Conv2d does not respect thread limit

I ran the get started script (https://tvm.apache.org/docs/_downloads/39e437b36375e97c049f64073eade7a6/relay_quick_start.py) with a lightly modified version of TVM that allows opencl to target accelerator and print some execution trace and I noticed that despite the fact that I set max_num_threads at 128, the first conv2d kernel had a local size of 224 threads which lead to an opencl error. I know that it selects the schedule in the same way as a GPU and I believe it is using nchw schedule but I have trouble finding my way in the operator implementation so I was not able to check if the schedule is responsible for this. Where in the code is the local work size determined for opencl targets? and why is the thread limit bypassed? Is it because of some predefined cuda autotvm settings?

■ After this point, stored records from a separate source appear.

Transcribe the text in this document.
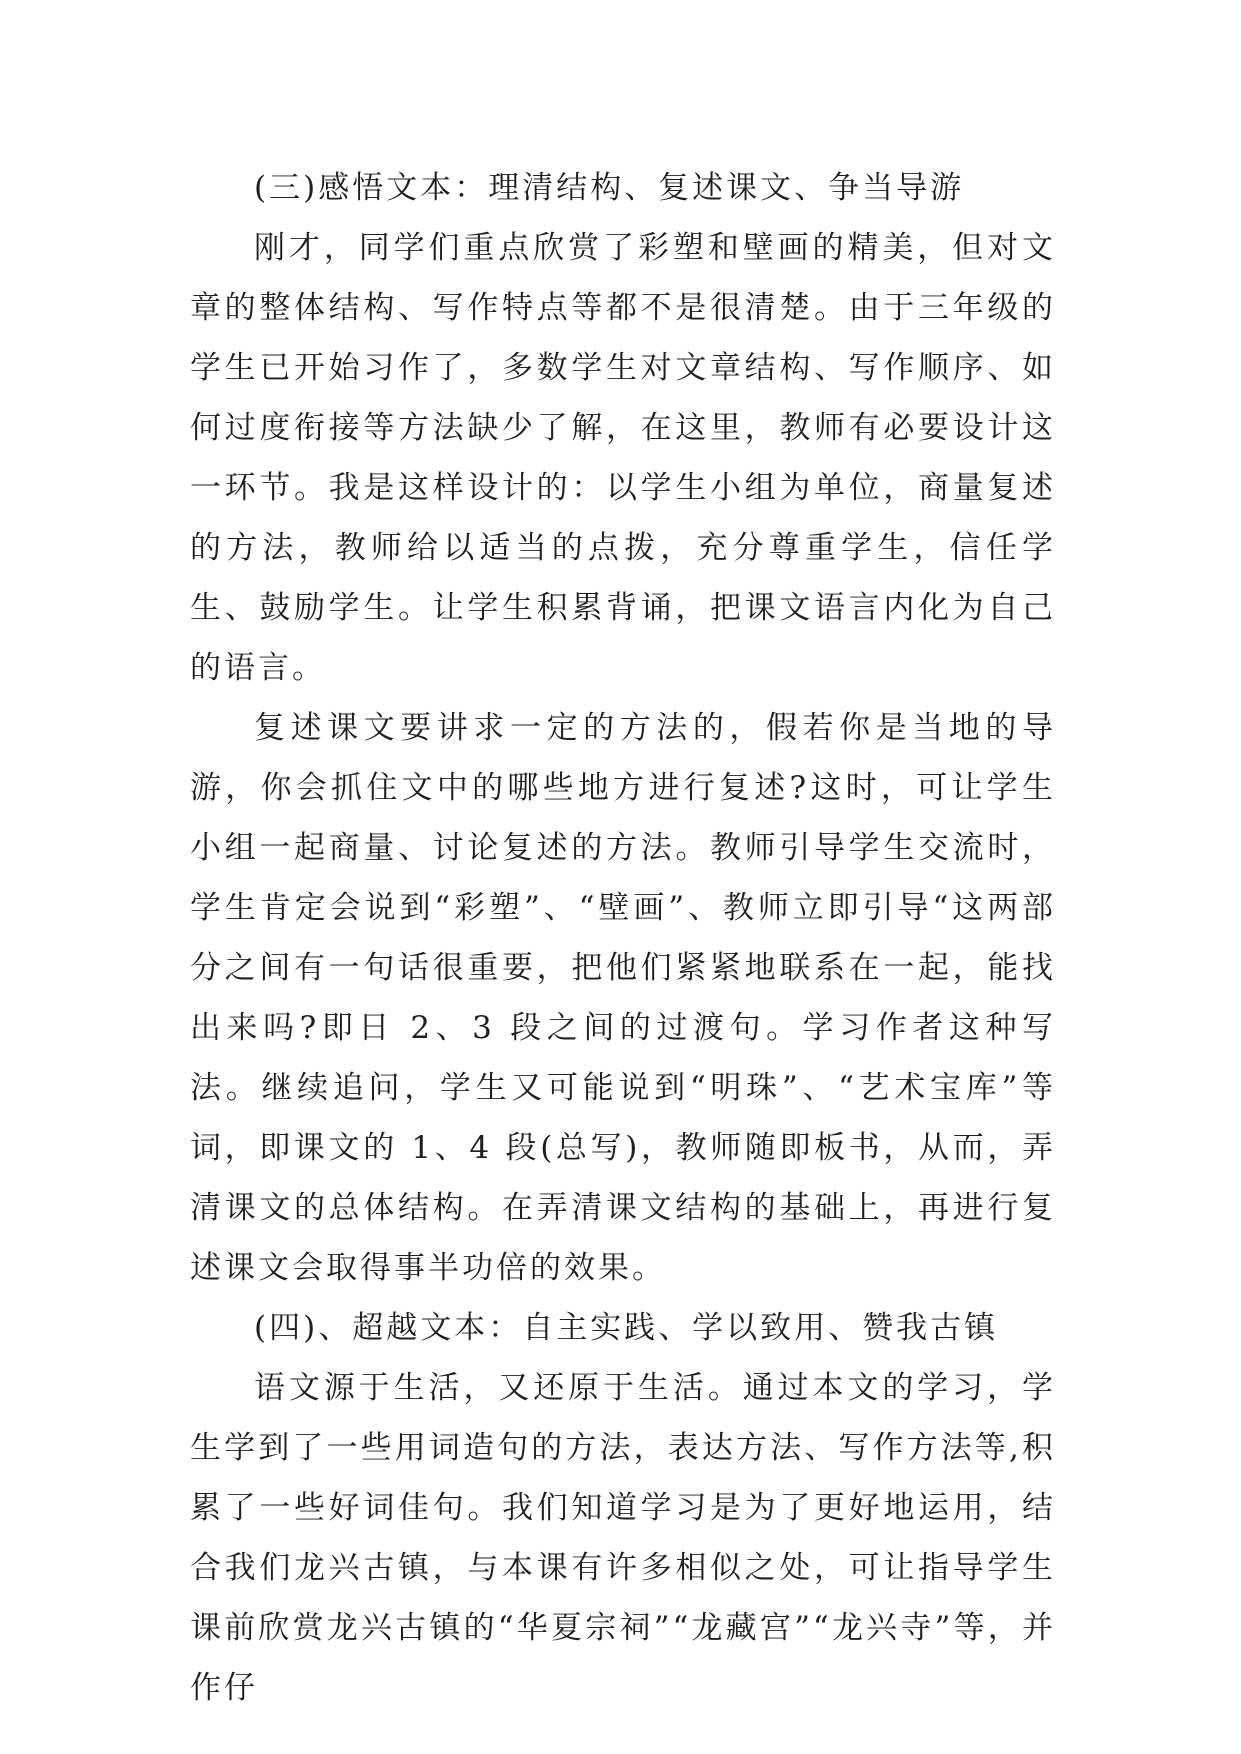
(三)感悟文本：理清结构、复述课文、争当导游

刚才，同学们重点欣赏了彩塑和壁画的精美，但对文章的整体结构、写作特点等都不是很清楚。由于三年级的学生已开始习作了，多数学生对文章结构、写作顺序、如何过度衔接等方法缺少了解，在这里，教师有必要设计这一环节。我是这样设计的：以学生小组为单位，商量复述的方法，教师给以适当的点拨，充分尊重学生，信任学生、鼓励学生。让学生积累背诵，把课文语言内化为自己的语言。

复述课文要讲求一定的方法的，假若你是当地的导游，你会抓住文中的哪些地方进行复述?这时，可让学生小组一起商量、讨论复述的方法。教师引导学生交流时，学生肯定会说到“彩塑”、“壁画”、教师立即引导“这两部分之间有一句话很重要，把他们紧紧地联系在一起，能找出来吗?即日 2、3 段之间的过渡句。学习作者这种写法。继续追问，学生又可能说到“明珠”、“艺术宝库”等词，即课文的 1、4 段(总写)，教师随即板书，从而，弄清课文的总体结构。在弄清课文结构的基础上，再进行复述课文会取得事半功倍的效果。

(四)、超越文本：自主实践、学以致用、赞我古镇

语文源于生活，又还原于生活。通过本文的学习，学生学到了一些用词造句的方法，表达方法、写作方法等,积累了一些好词佳句。我们知道学习是为了更好地运用，结合我们龙兴古镇，与本课有许多相似之处，可让指导学生课前欣赏龙兴古镇的“华夏宗祠”“龙藏宫”“龙兴寺”等，并作仔
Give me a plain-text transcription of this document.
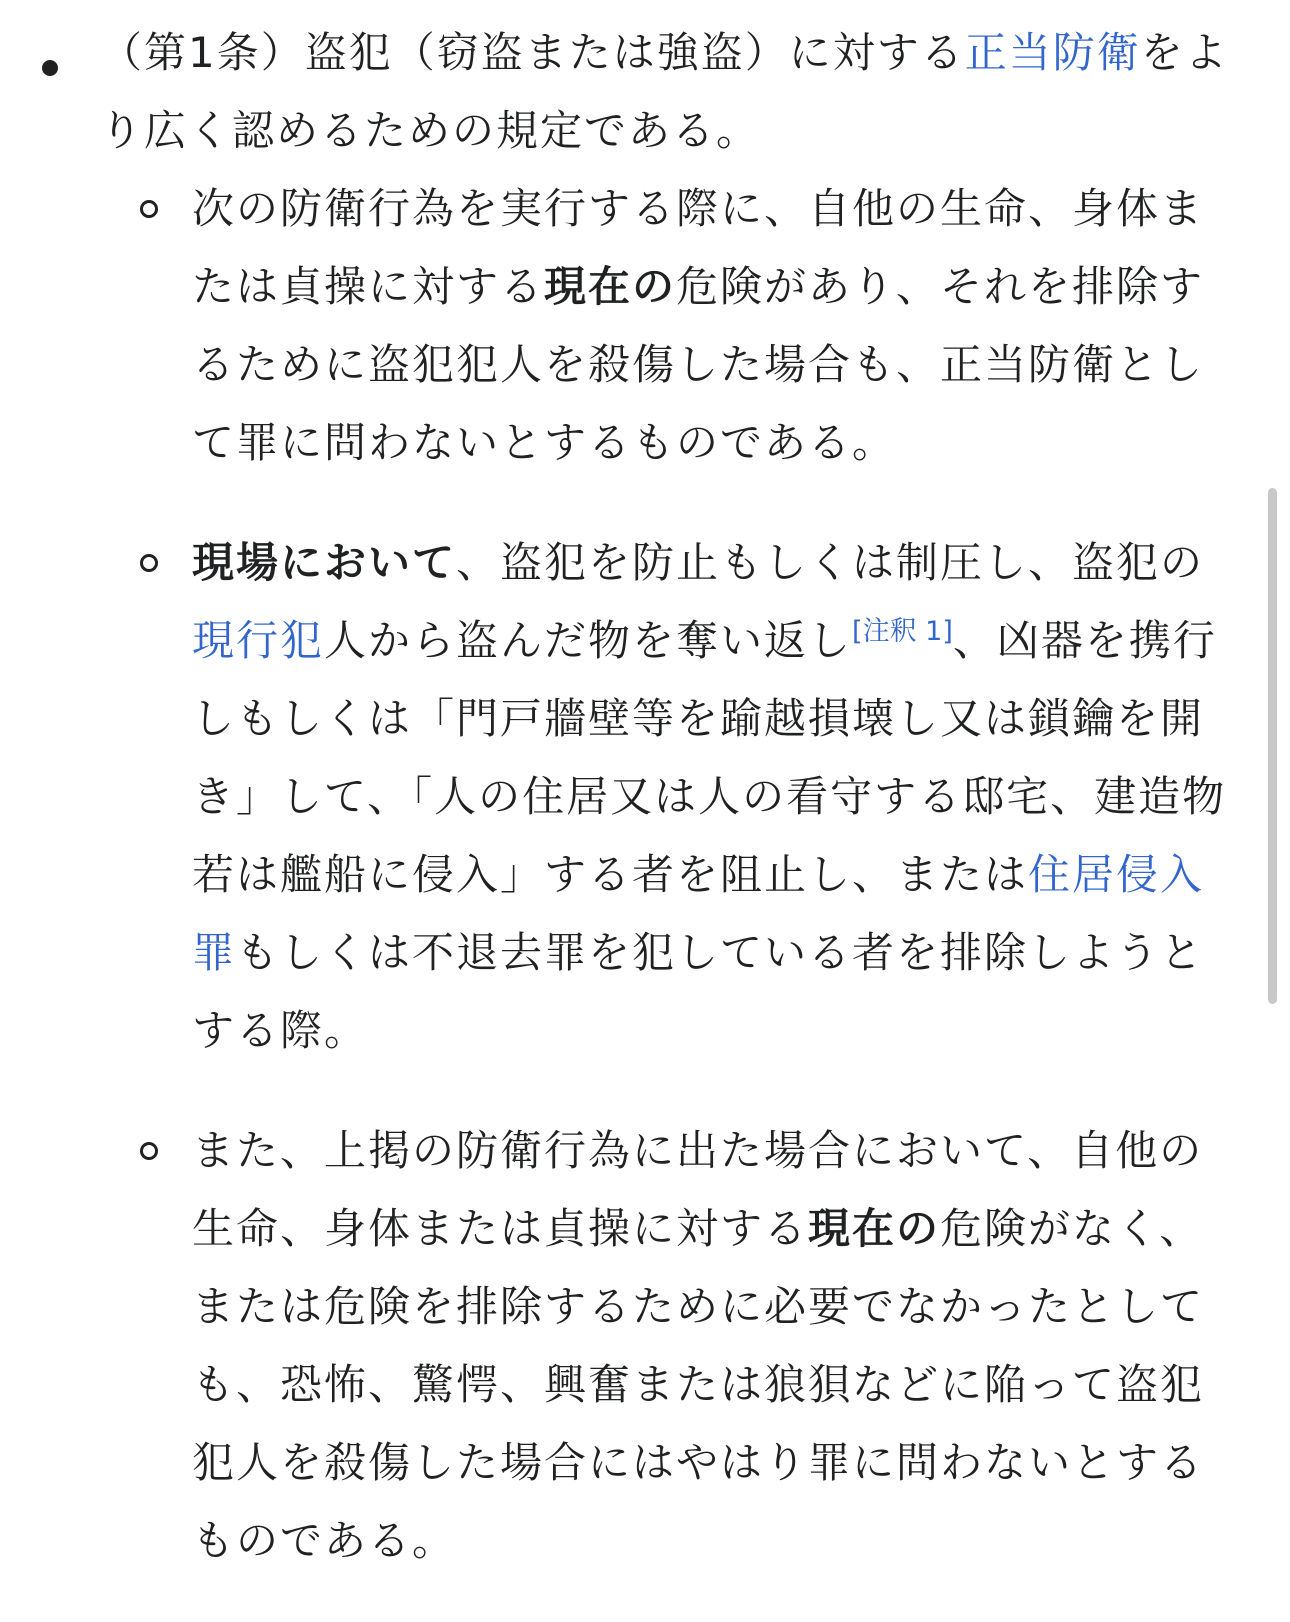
（第1条）盗犯（窃盗または強盗）に対する正当防衛をより広く認めるための規定である。

次の防衛行為を実行する際に、自他の生命、身体または貞操に対する現在の危険があり、それを排除するために盗犯犯人を殺傷した場合も、正当防衛として罪に問わないとするものである。

現場において、盗犯を防止もしくは制圧し、盗犯の現行犯人から盗んだ物を奪い返し[注釈 1]、凶器を携行しもしくは「門戸牆壁等を踰越損壊し又は鎖鑰を開き」して、「人の住居又は人の看守する邸宅、建造物若は艦船に侵入」する者を阻止し、または住居侵入罪もしくは不退去罪を犯している者を排除しようとする際。

また、上掲の防衛行為に出た場合において、自他の生命、身体または貞操に対する現在の危険がなく、または危険を排除するために必要でなかったとしても、恐怖、驚愕、興奮または狼狽などに陥って盗犯犯人を殺傷した場合にはやはり罪に問わないとするものである。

I found out why it used 224 threads instead of 128. It was because of a tophub config being used for the convolution. While this feature is great for common hardware, it can be confusing for unorthodox device. I think there should be more visible documentation about this feature and maybe a proper way, such as a single variable, to disable downloading new configurations instead of editing the code.

Besides I noticed that setting -device=custom_accelerator didn’t trigger a fallback config and a Nvidia GPU config was used. Is it good that when an unknown device is specified it does this? I mean for Cuda it is because it is always Nvidia’s GPU but OpenCL is used on much more diverse hardware and it can lead to trouble.